Edit: does the volume equal the cross section multiplied by the top circle?

 

[PowerEngineer]

Ah well...I wasn't sure about the multiplier. Anyway, the area I was caluclating is actually outside the cross section. The cross section is the area of the rectangle minus the area under the curve.

The volume should be the area of the cross section multiplied by the area of the circle or donut formed by the rotation (I think).

 

[alee25]

oh i see why you subtracted 8-4, i was thinking about the second part (B).

and then shouldn't (for part A) you multiply ((8 - (16/3)) = 8/3 x 16 pi because you use the x axis as the radius?

and for the second part B, you multiply 16/3 x 4pi because you use the y axis as the radius?

At least thats how it looks on my drawing.

So i get the answers: A. ((128PI)/3), B. ((64PI)/3)

 

[Mo0o]

according to the book the answers are

8pi/3 and 224pi/15

 

[Random Variable]

a) Integral pi*((2-(x^(1/2))^2 dx from 0 to 4 = 8*pi/3

b) Integral pi*((y^2-(4-y^2))^2 dy from 0 to 2 = 224*pi/15

 

[alee25]

vespian how did you get that?

 

[Martin]

ok, this sounds familiar, but WTF is a volume?

You mean the area under the curve?
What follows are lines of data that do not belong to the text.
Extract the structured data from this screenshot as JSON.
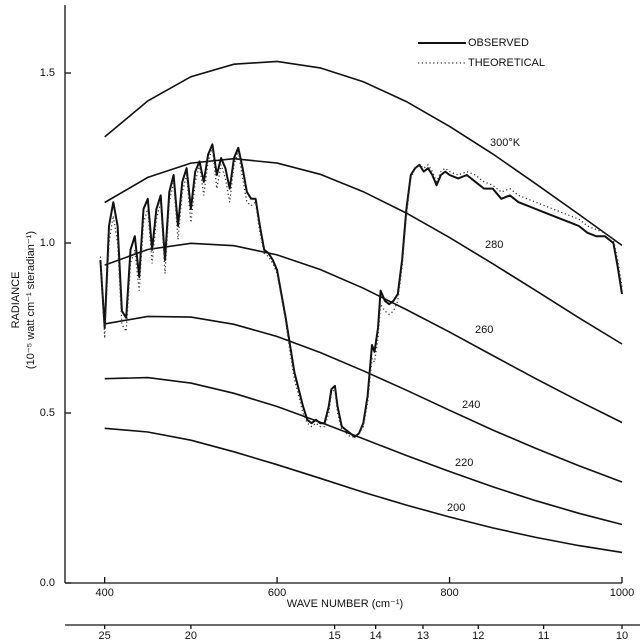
{
  "chart_data": {
    "type": "line",
    "xlabel": "WAVE NUMBER (cm⁻¹)",
    "ylabel": [
      "RADIANCE",
      "(10⁻⁵ watt cm⁻¹ steradian⁻¹)"
    ],
    "xlim": [
      354,
      1000
    ],
    "ylim": [
      0,
      1.7
    ],
    "xticks": [
      400,
      600,
      800,
      1000
    ],
    "yticks": [
      {
        "value": 0,
        "label": "0.0"
      },
      0.5,
      {
        "value": 1,
        "label": "1.0"
      },
      1.5
    ],
    "x2ticks": [
      {
        "value": 400,
        "label": "25"
      },
      {
        "value": 500,
        "label": "20"
      },
      {
        "value": 666.7,
        "label": "15"
      },
      {
        "value": 714.3,
        "label": "14"
      },
      {
        "value": 769.2,
        "label": "13"
      },
      {
        "value": 833.3,
        "label": "12"
      },
      {
        "value": 909.1,
        "label": "11"
      },
      {
        "value": 1000,
        "label": "10"
      }
    ],
    "legend": "top-right",
    "x": [
      395,
      400,
      405,
      410,
      415,
      420,
      425,
      430,
      435,
      440,
      445,
      450,
      455,
      460,
      465,
      470,
      475,
      480,
      485,
      490,
      495,
      500,
      505,
      510,
      515,
      520,
      525,
      530,
      535,
      540,
      545,
      550,
      555,
      560,
      565,
      570,
      575,
      580,
      585,
      590,
      595,
      600,
      605,
      610,
      615,
      620,
      625,
      630,
      635,
      640,
      645,
      650,
      655,
      660,
      663,
      667,
      670,
      675,
      680,
      685,
      690,
      695,
      700,
      705,
      710,
      713,
      717,
      720,
      725,
      730,
      735,
      740,
      745,
      750,
      755,
      760,
      765,
      770,
      775,
      780,
      785,
      790,
      795,
      800,
      810,
      820,
      830,
      840,
      850,
      860,
      870,
      880,
      890,
      900,
      910,
      920,
      930,
      940,
      950,
      960,
      970,
      980,
      990,
      995,
      1000
    ],
    "series": [
      {
        "name": "OBSERVED",
        "color": "#111111",
        "style": "solid",
        "values": [
          0.95,
          0.75,
          1.05,
          1.12,
          1.05,
          0.8,
          0.78,
          0.98,
          1.02,
          0.9,
          1.1,
          1.13,
          0.98,
          1.1,
          1.14,
          0.95,
          1.15,
          1.2,
          1.05,
          1.18,
          1.22,
          1.1,
          1.21,
          1.24,
          1.18,
          1.26,
          1.29,
          1.2,
          1.25,
          1.22,
          1.16,
          1.25,
          1.28,
          1.22,
          1.15,
          1.13,
          1.13,
          1.05,
          0.98,
          0.97,
          0.95,
          0.92,
          0.85,
          0.78,
          0.7,
          0.62,
          0.57,
          0.52,
          0.48,
          0.47,
          0.48,
          0.47,
          0.47,
          0.52,
          0.57,
          0.58,
          0.52,
          0.46,
          0.45,
          0.44,
          0.43,
          0.44,
          0.47,
          0.55,
          0.7,
          0.68,
          0.75,
          0.86,
          0.83,
          0.82,
          0.83,
          0.85,
          0.95,
          1.1,
          1.2,
          1.22,
          1.23,
          1.21,
          1.22,
          1.2,
          1.17,
          1.2,
          1.21,
          1.2,
          1.19,
          1.2,
          1.18,
          1.16,
          1.16,
          1.13,
          1.14,
          1.12,
          1.11,
          1.1,
          1.09,
          1.08,
          1.07,
          1.06,
          1.05,
          1.03,
          1.02,
          1.02,
          1.0,
          0.93,
          0.85
        ]
      },
      {
        "name": "THEORETICAL",
        "color": "#333333",
        "style": "dotted",
        "values": [
          0.96,
          0.72,
          1.0,
          1.08,
          1.0,
          0.76,
          0.74,
          0.94,
          0.98,
          0.86,
          1.06,
          1.1,
          0.94,
          1.07,
          1.12,
          0.91,
          1.12,
          1.18,
          1.01,
          1.15,
          1.2,
          1.06,
          1.18,
          1.23,
          1.14,
          1.24,
          1.28,
          1.16,
          1.23,
          1.19,
          1.12,
          1.23,
          1.27,
          1.19,
          1.12,
          1.11,
          1.12,
          1.03,
          0.97,
          0.96,
          0.94,
          0.91,
          0.84,
          0.77,
          0.68,
          0.6,
          0.55,
          0.5,
          0.47,
          0.46,
          0.47,
          0.46,
          0.46,
          0.5,
          0.56,
          0.57,
          0.5,
          0.45,
          0.44,
          0.43,
          0.43,
          0.44,
          0.46,
          0.53,
          0.66,
          0.65,
          0.72,
          0.82,
          0.8,
          0.79,
          0.8,
          0.83,
          0.93,
          1.08,
          1.19,
          1.22,
          1.23,
          1.22,
          1.23,
          1.21,
          1.18,
          1.21,
          1.22,
          1.21,
          1.2,
          1.21,
          1.2,
          1.18,
          1.17,
          1.15,
          1.16,
          1.14,
          1.13,
          1.12,
          1.11,
          1.1,
          1.09,
          1.08,
          1.07,
          1.05,
          1.04,
          1.03,
          1.01,
          0.95,
          0.87
        ]
      }
    ],
    "curve_x": [
      400,
      450,
      500,
      550,
      600,
      650,
      700,
      750,
      800,
      850,
      900,
      950,
      1000
    ],
    "curves": [
      {
        "label": "300°K",
        "values": [
          1.312,
          1.418,
          1.489,
          1.526,
          1.534,
          1.515,
          1.474,
          1.416,
          1.343,
          1.262,
          1.174,
          1.084,
          0.993
        ]
      },
      {
        "label": "280",
        "values": [
          1.119,
          1.193,
          1.235,
          1.248,
          1.235,
          1.202,
          1.151,
          1.088,
          1.016,
          0.939,
          0.86,
          0.78,
          0.703
        ]
      },
      {
        "label": "260",
        "values": [
          0.935,
          0.981,
          0.999,
          0.992,
          0.965,
          0.922,
          0.867,
          0.804,
          0.738,
          0.669,
          0.601,
          0.535,
          0.472
        ]
      },
      {
        "label": "240",
        "values": [
          0.762,
          0.784,
          0.782,
          0.761,
          0.725,
          0.678,
          0.624,
          0.567,
          0.508,
          0.45,
          0.396,
          0.345,
          0.297
        ]
      },
      {
        "label": "220",
        "values": [
          0.601,
          0.604,
          0.588,
          0.558,
          0.519,
          0.473,
          0.424,
          0.375,
          0.328,
          0.283,
          0.242,
          0.205,
          0.172
        ]
      },
      {
        "label": "200",
        "values": [
          0.455,
          0.444,
          0.42,
          0.386,
          0.348,
          0.308,
          0.267,
          0.229,
          0.194,
          0.162,
          0.134,
          0.11,
          0.09
        ]
      }
    ]
  }
}
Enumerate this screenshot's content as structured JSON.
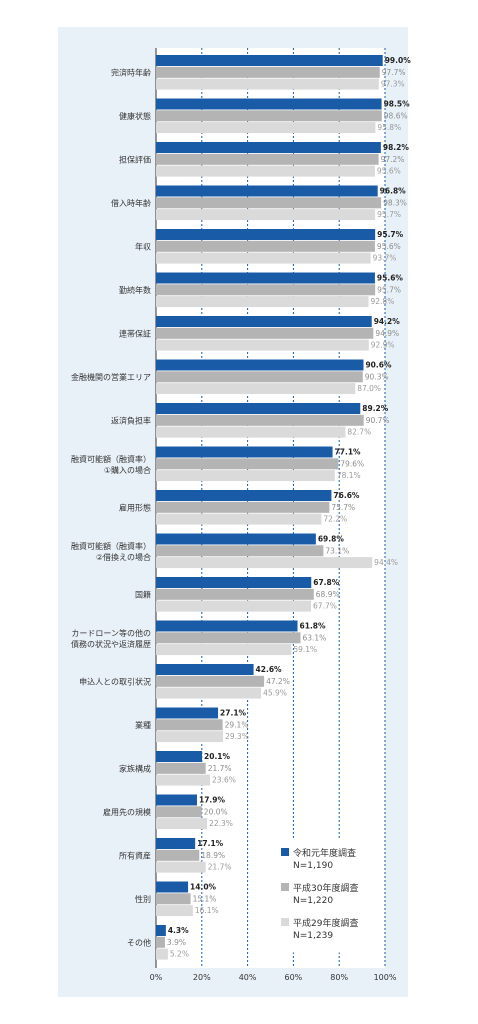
{
  "colors": {
    "series_2019": "#1a5ba8",
    "series_2018": "#b4b4b4",
    "series_2017": "#dadada",
    "panel_bg": "#e9f1f8",
    "grid": "#1a5ba8"
  },
  "chart_data": {
    "type": "bar",
    "orientation": "horizontal",
    "xlim": [
      0,
      100
    ],
    "grid": "vertical dotted lines at 20% intervals",
    "legend_position": "bottom-right",
    "x_tick_labels": [
      "0%",
      "20%",
      "40%",
      "60%",
      "80%",
      "100%"
    ],
    "categories": [
      [
        "完済時年齢"
      ],
      [
        "健康状態"
      ],
      [
        "担保評価"
      ],
      [
        "借入時年齢"
      ],
      [
        "年収"
      ],
      [
        "勤続年数"
      ],
      [
        "連帯保証"
      ],
      [
        "金融機関の営業エリア"
      ],
      [
        "返済負担率"
      ],
      [
        "融資可能額（融資率）",
        "①購入の場合"
      ],
      [
        "雇用形態"
      ],
      [
        "融資可能額（融資率）",
        "②借換えの場合"
      ],
      [
        "国籍"
      ],
      [
        "カードローン等の他の",
        "債務の状況や返済履歴"
      ],
      [
        "申込人との取引状況"
      ],
      [
        "業種"
      ],
      [
        "家族構成"
      ],
      [
        "雇用先の規模"
      ],
      [
        "所有資産"
      ],
      [
        "性別"
      ],
      [
        "その他"
      ]
    ],
    "series": [
      {
        "name": "令和元年度調査",
        "n": "N=1,190",
        "values": [
          99.0,
          98.5,
          98.2,
          96.8,
          95.7,
          95.6,
          94.2,
          90.6,
          89.2,
          77.1,
          76.6,
          69.8,
          67.8,
          61.8,
          42.6,
          27.1,
          20.1,
          17.9,
          17.1,
          14.0,
          4.3
        ],
        "labels": [
          "99.0%",
          "98.5%",
          "98.2%",
          "96.8%",
          "95.7%",
          "95.6%",
          "94.2%",
          "90.6%",
          "89.2%",
          "77.1%",
          "76.6%",
          "69.8%",
          "67.8%",
          "61.8%",
          "42.6%",
          "27.1%",
          "20.1%",
          "17.9%",
          "17.1%",
          "14.0%",
          "4.3%"
        ]
      },
      {
        "name": "平成30年度調査",
        "n": "N=1,220",
        "values": [
          97.7,
          98.6,
          97.2,
          98.3,
          95.6,
          95.7,
          94.9,
          90.3,
          90.7,
          79.6,
          75.7,
          73.1,
          68.9,
          63.1,
          47.2,
          29.1,
          21.7,
          20.0,
          18.9,
          15.1,
          3.9
        ],
        "labels": [
          "97.7%",
          "98.6%",
          "97.2%",
          "98.3%",
          "95.6%",
          "95.7%",
          "94.9%",
          "90.3%",
          "90.7%",
          "79.6%",
          "75.7%",
          "73.1%",
          "68.9%",
          "63.1%",
          "47.2%",
          "29.1%",
          "21.7%",
          "20.0%",
          "18.9%",
          "15.1%",
          "3.9%"
        ]
      },
      {
        "name": "平成29年度調査",
        "n": "N=1,239",
        "values": [
          97.3,
          95.8,
          95.6,
          95.7,
          93.7,
          92.8,
          92.9,
          87.0,
          82.7,
          78.1,
          72.2,
          94.4,
          67.7,
          59.1,
          45.9,
          29.3,
          23.6,
          22.3,
          21.7,
          16.1,
          5.2
        ],
        "labels": [
          "97.3%",
          "95.8%",
          "95.6%",
          "95.7%",
          "93.7%",
          "92.8%",
          "92.9%",
          "87.0%",
          "82.7%",
          "78.1%",
          "72.2%",
          "94.4%",
          "67.7%",
          "59.1%",
          "45.9%",
          "29.3%",
          "23.6%",
          "22.3%",
          "21.7%",
          "16.1%",
          "5.2%"
        ]
      }
    ]
  }
}
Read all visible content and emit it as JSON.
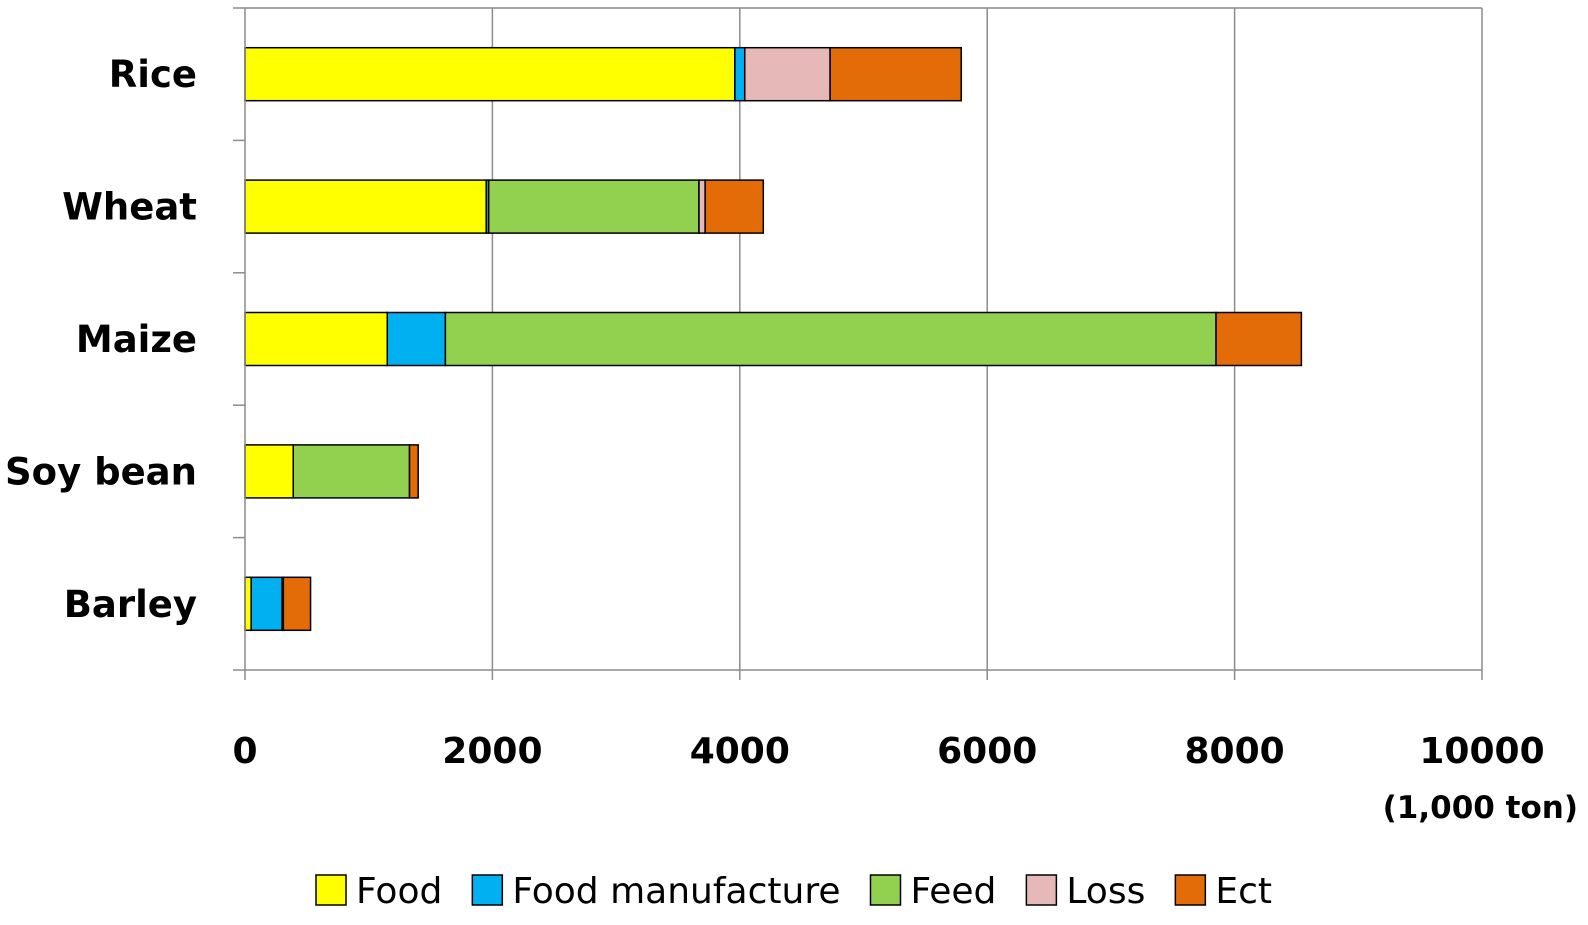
{
  "chart_data": {
    "type": "bar",
    "orientation": "horizontal",
    "stacked": true,
    "categories": [
      "Rice",
      "Wheat",
      "Maize",
      "Soy bean",
      "Barley"
    ],
    "series": [
      {
        "name": "Food",
        "color": "#FFFF00",
        "values": [
          3960,
          1950,
          1150,
          390,
          50
        ]
      },
      {
        "name": "Food manufacture",
        "color": "#00B0F0",
        "values": [
          80,
          20,
          470,
          0,
          250
        ]
      },
      {
        "name": "Feed",
        "color": "#92D050",
        "values": [
          0,
          1700,
          6230,
          940,
          0
        ]
      },
      {
        "name": "Loss",
        "color": "#E6B9B8",
        "values": [
          690,
          50,
          0,
          0,
          10
        ]
      },
      {
        "name": "Ect",
        "color": "#E36C09",
        "values": [
          1060,
          470,
          690,
          70,
          220
        ]
      }
    ],
    "xticks": [
      "0",
      "2000",
      "4000",
      "6000",
      "8000",
      "10000"
    ],
    "xlim": [
      0,
      10000
    ],
    "unit_label": "(1,000 ton)",
    "grid": true,
    "legend_position": "bottom"
  }
}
THe one you can find using Reimann Sums?

 

[Random Variable]

<< vespian how did you get that? >>



a) Graph y=x^(1/2), y=2, and x=0 (which is the y-axis), and then you'll notice that the radius of the bounded region is 2-x^(1/2)

b) Again, graph the two functions and x=0 and you'll notice that the outside radius of the bounded region is y^2, and that the inside radius of the region is 4-y^2; therefore, you have to use the washer method. And because the solid is being rotated in the horiztonal direction, you have to have everything in terms of x.